Die CVJM werden sonst zu oft missverstanden! Lasst uns klären, was wir meinen mit C, damit wir erreichen wozu Gott uns einlädt."


"Wir müssen aufhören, Konflikte und Gewalt zu ignorieren.

Wir machen uns schuldig, wenn wir schweigen und Jugendarbeit so machen, als würde uns die Gewalt in Schulen, auf Strassen und in Häusern nichts angehen!"


Es gibt Standpunkte zu Ökologie, zu Gender-Gerechtigkeit, zur Art der Bibelauslegung.

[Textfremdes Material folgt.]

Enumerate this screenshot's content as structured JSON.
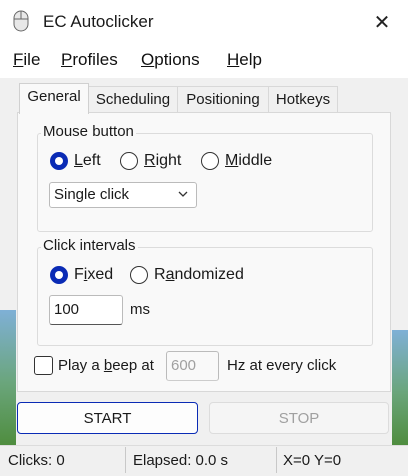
{
  "window": {
    "title": "EC Autoclicker",
    "close_glyph": "✕"
  },
  "menu": [
    {
      "underline": "F",
      "rest": "ile"
    },
    {
      "underline": "P",
      "rest": "rofiles"
    },
    {
      "underline": "O",
      "rest": "ptions"
    },
    {
      "underline": "H",
      "rest": "elp"
    }
  ],
  "tabs": [
    "General",
    "Scheduling",
    "Positioning",
    "Hotkeys"
  ],
  "active_tab": "General",
  "mouse_button": {
    "label": "Mouse button",
    "options": [
      {
        "u": "L",
        "rest": "eft",
        "selected": true
      },
      {
        "u": "R",
        "rest": "ight",
        "selected": false
      },
      {
        "u": "M",
        "rest": "iddle",
        "selected": false
      }
    ],
    "click_type": "Single click"
  },
  "click_intervals": {
    "label": "Click intervals",
    "fixed": {
      "pre": "F",
      "u": "i",
      "rest": "xed",
      "selected": true
    },
    "randomized": {
      "pre": "R",
      "u": "a",
      "rest": "ndomized",
      "selected": false
    },
    "value": "100",
    "unit": "ms"
  },
  "beep": {
    "pre": "Play a ",
    "u": "b",
    "rest": "eep at",
    "checked": false,
    "hz_placeholder": "600",
    "suffix": "Hz at every click"
  },
  "buttons": {
    "start": "START",
    "stop": "STOP"
  },
  "status": {
    "clicks": "Clicks: 0",
    "elapsed": "Elapsed: 0.0 s",
    "coords": "X=0 Y=0"
  },
  "colors": {
    "accent": "#0a2bb5",
    "disabled_text": "#a0a0a0"
  }
}
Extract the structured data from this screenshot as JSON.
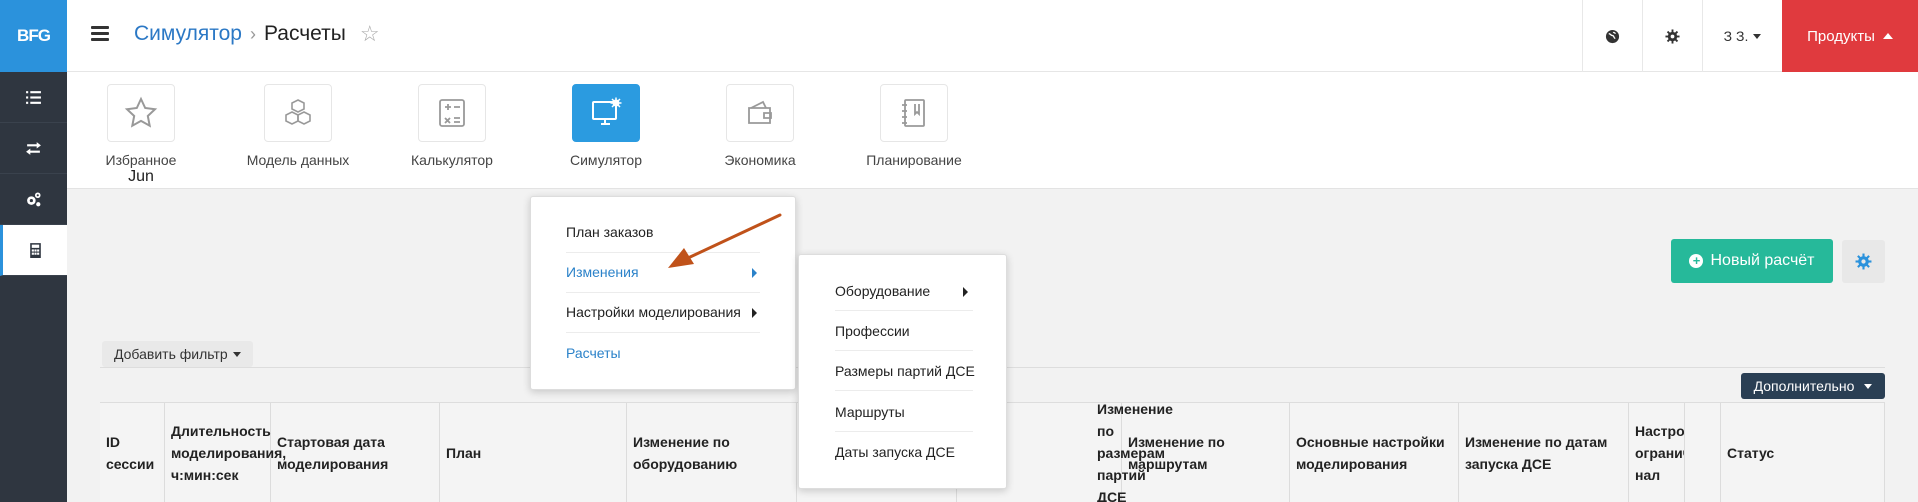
{
  "logo": "BFG",
  "header": {
    "breadcrumb_root": "Симулятор",
    "breadcrumb_current": "Расчеты",
    "user_label": "З З.",
    "products_label": "Продукты"
  },
  "tiles": [
    {
      "label": "Избранное"
    },
    {
      "label": "Модель данных"
    },
    {
      "label": "Калькулятор"
    },
    {
      "label": "Симулятор"
    },
    {
      "label": "Экономика"
    },
    {
      "label": "Планирование"
    }
  ],
  "menu_main": [
    {
      "label": "План заказов"
    },
    {
      "label": "Изменения"
    },
    {
      "label": "Настройки моделирования"
    },
    {
      "label": "Расчеты"
    }
  ],
  "menu_sub": [
    {
      "label": "Оборудование"
    },
    {
      "label": "Профессии"
    },
    {
      "label": "Размеры партий ДСЕ"
    },
    {
      "label": "Маршруты"
    },
    {
      "label": "Даты запуска ДСЕ"
    }
  ],
  "toolbar": {
    "add_filter": "Добавить фильтр",
    "new_calc": "Новый расчёт",
    "more": "Дополнительно"
  },
  "table": {
    "columns": [
      "ID сессии",
      "Длительность моделирования, ч:мин:сек",
      "Стартовая дата моделирования",
      "План",
      "Изменение по оборудованию",
      "",
      "Изменение по размерам партий ДСЕ",
      "Изменение по маршрутам",
      "Основные настройки моделирования",
      "Изменение по датам запуска ДСЕ",
      "Настройки ограничений нал",
      "Статус"
    ]
  },
  "colors": {
    "sidebar": "#2f3640",
    "accent_blue": "#2b92dc",
    "products_red": "#e03a3e",
    "new_calc_green": "#26b99a",
    "more_btn": "#2a3f54",
    "annotation_arrow": "#c0521a"
  }
}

Manches wird heftig und engagiert aufgenommen, wie die Frage, ob Menschen anderer Religion im YMCA Mitglied werden oder sogar Leitungsfunktionen übernehmen können. Es wird aber auch in Frage gestellt, ob eine Gruppierung noch CVJM heissen darf, wenn der ganze Vorstand aus über 60-Jährigen besteht. Und einige fordern eine Frauenquote von 50%, andere sogar eine Jugendquote von 100% für alle Gremien.


Es sind junge Leute aus allen Kontinenten, die das präsentieren. Die CVJM der Welt sind jünger geworden. Die Statements sind schwungvoll und lebendig! Und es wird deutlich: Die CVJM finden zu einer neuen Einheit.

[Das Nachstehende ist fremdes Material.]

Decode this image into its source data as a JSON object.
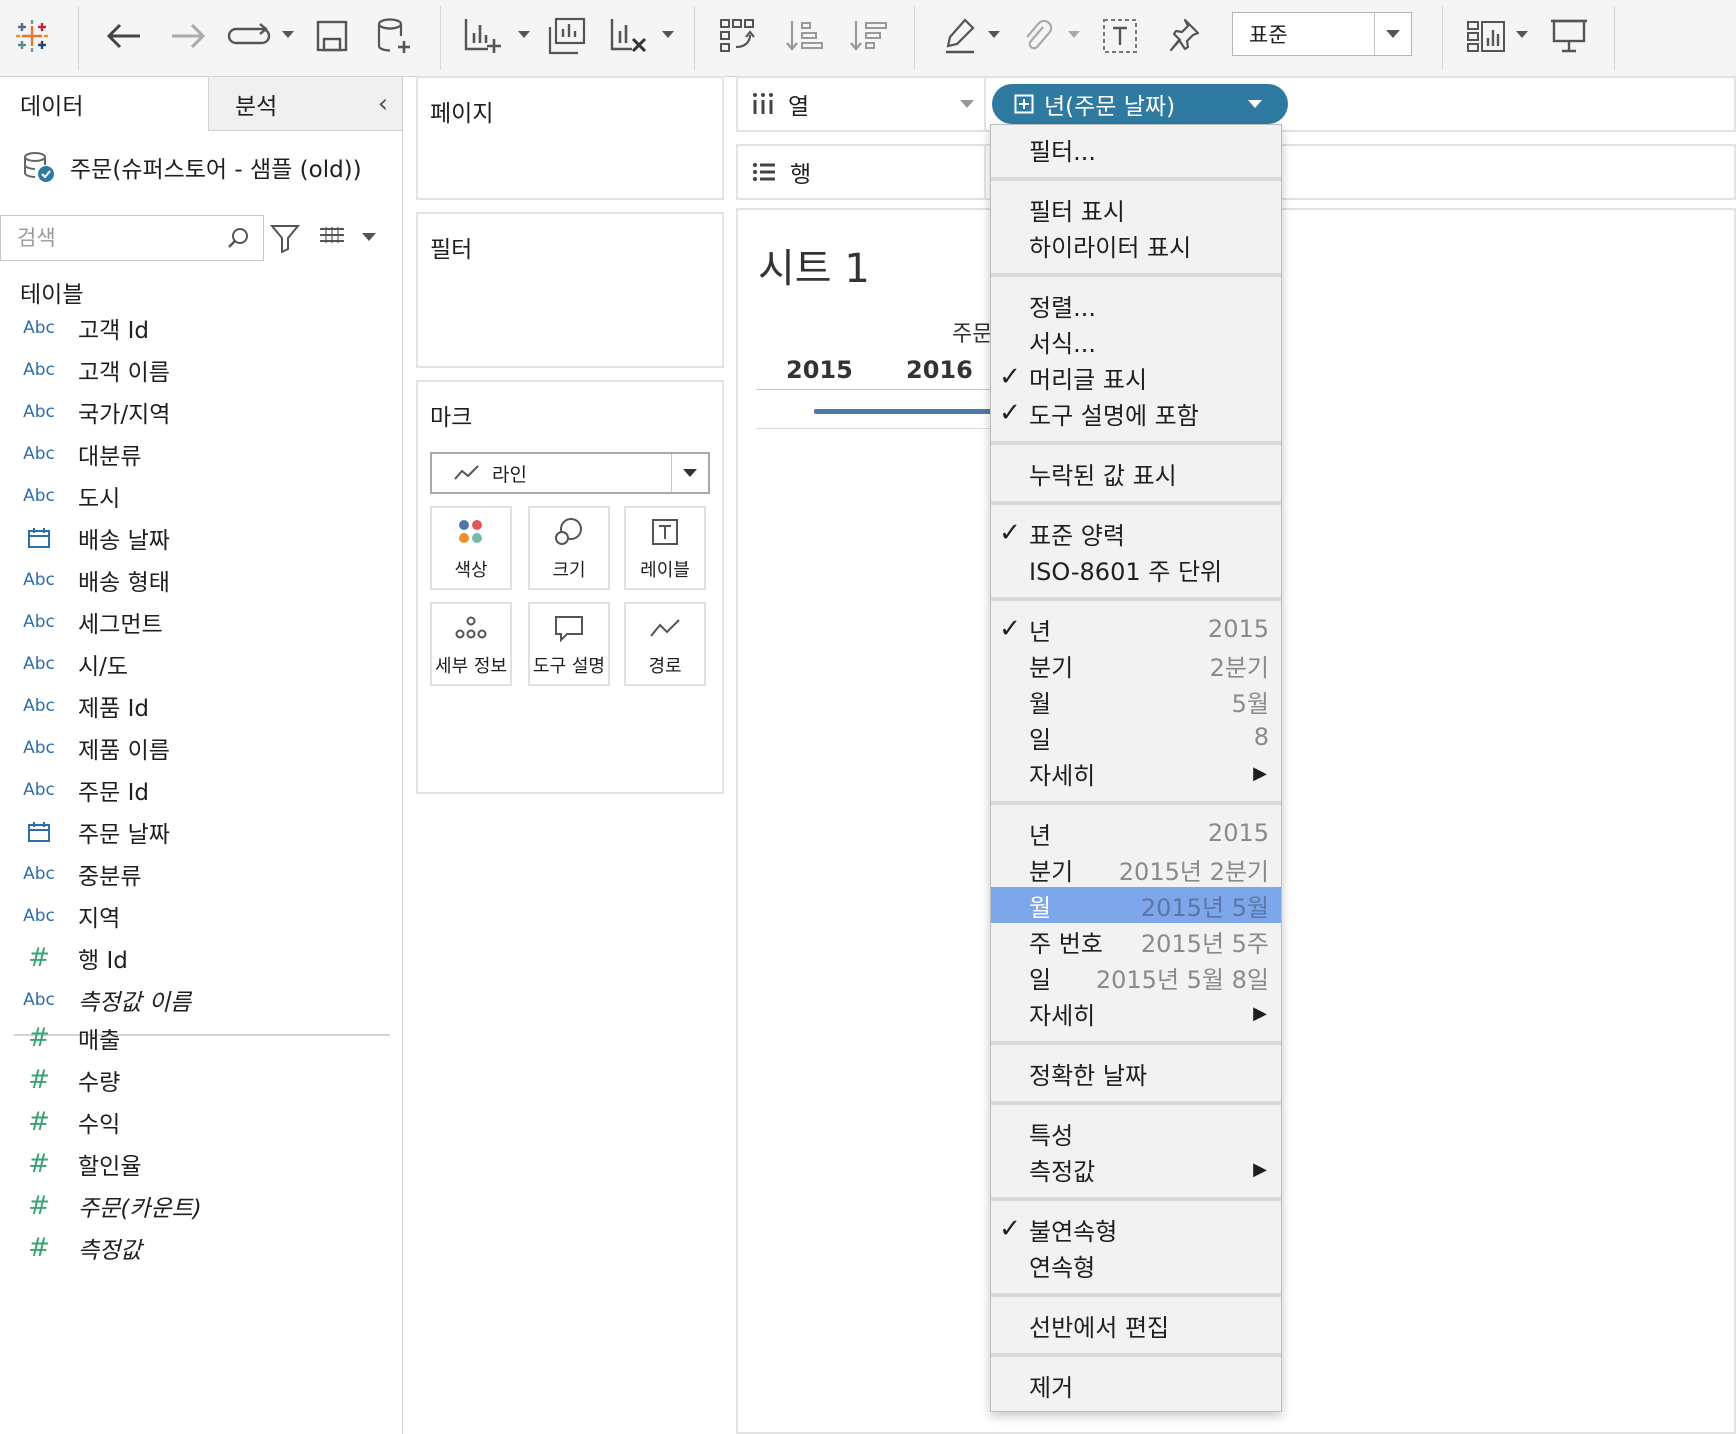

Die Herausforderungen durch HIV/Aids und die Globalisierung machen die Aufgaben für die CVJM der Welt sehr deutlich. Und es ist zu spüren, dass die CVJM bereit sind, die gemeinsame Herausforderung anzunehmen.

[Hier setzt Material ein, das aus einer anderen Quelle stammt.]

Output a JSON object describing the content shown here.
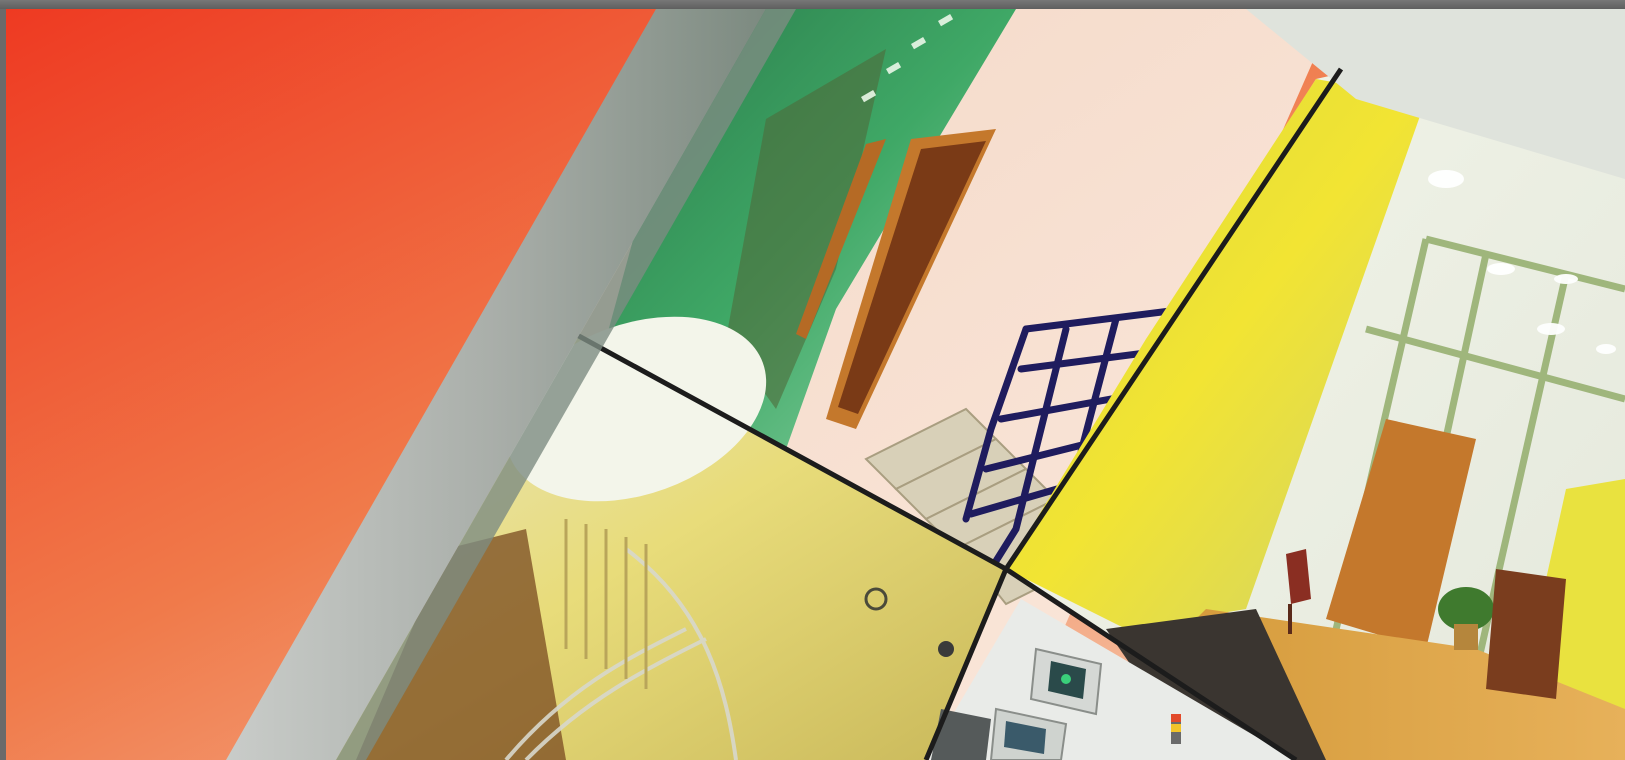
{
  "colors": {
    "frame": "#6a6a6a",
    "gradient_start": "#ee3a22",
    "gradient_end": "#f7d2b8",
    "frame_bar": "#b9bcb8",
    "corridor_green": "#2f8f55",
    "wall_pink": "#f7d9c6",
    "yellow_wall": "#e7e03a",
    "stair_rail": "#1f1c5e",
    "door_wood": "#c4782c",
    "glass_frame": "#9fb67c"
  },
  "panels": [
    {
      "name": "orange-gradient-panel"
    },
    {
      "name": "corridor-stairs-photo"
    },
    {
      "name": "glass-office-photo"
    },
    {
      "name": "spiral-stair-photo"
    },
    {
      "name": "control-room-photo"
    }
  ]
}
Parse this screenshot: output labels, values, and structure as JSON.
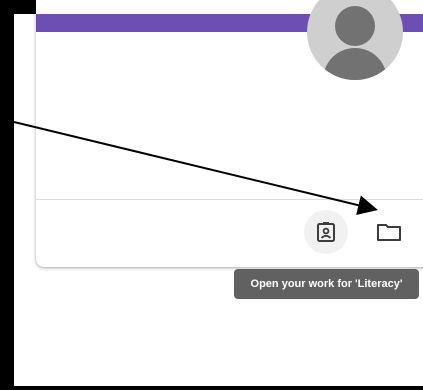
{
  "classroom_card": {
    "accent_color": "#6d4fb4",
    "avatar_icon": "account-avatar-icon",
    "actions": [
      {
        "icon": "assignment-portfolio-icon"
      },
      {
        "icon": "folder-icon"
      }
    ],
    "tooltip": "Open your work for 'Literacy'"
  },
  "annotation": {
    "type": "arrow",
    "color": "#000000"
  }
}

Zum Ende der Sitzung werden die Jugendvertreter im Exekutiv-Committee des Weltrates gewählt. Doch vor den Wahlen gibt es eine Zeit der Stille und ein Gebet. Denn die Delegation aus dem Libanon hat die Nachricht erhalten, dass sie vorläufig wohl nicht nach Hause kann: Alle Wege in den Libanon sind zerbombt oder blockiert...


Mit der Wahl der 23 Komitee-Mitglieder ist die Arbeit des Tages dann zu Ende. Doch der Tag ist noch lange nicht vorbei!


Denn der Abend gehört den 90 Nationen, die hier versammelt sind! Die CVJM der Welt präsentieren sich, sagen "Danke Südafrika!". Denn es war eine großartige Erfahrung, mit Menschen aus allen fünf Kontinenten die Ziele der größten Freiwilligenorganisation der Welt zu diskutieren. Das Zelt wird zur Party. Immer wieder gibt es Tanz auf der Bühne. Und als hätte Afrika uns alle erfasst, steht das Pulikum auf und tanzt mit! Bis spät in die Nacht bebt das Zelt.


Den Schlusspunkt bildet die deutsche Delegation. In KickOff-T-Shirts, fairen Fußbällen und Mützen, mit den 32 Fahnen der WM-Teilnehmer ziehen sie ins Zelt ein. Sagen "Danke Südafrika" und übergeben die T-Shirts und Bälle an den CVJM Südafrika. Eine Herausforderung für den CVJM diese Landes, die zur Tagung des Weltrates grossartige Gastgeber waren. Bei der ersten WM auf afrikanischem Boden 2010 wird der CVJM Südafrika nun auch Gastgeber der Welt sein!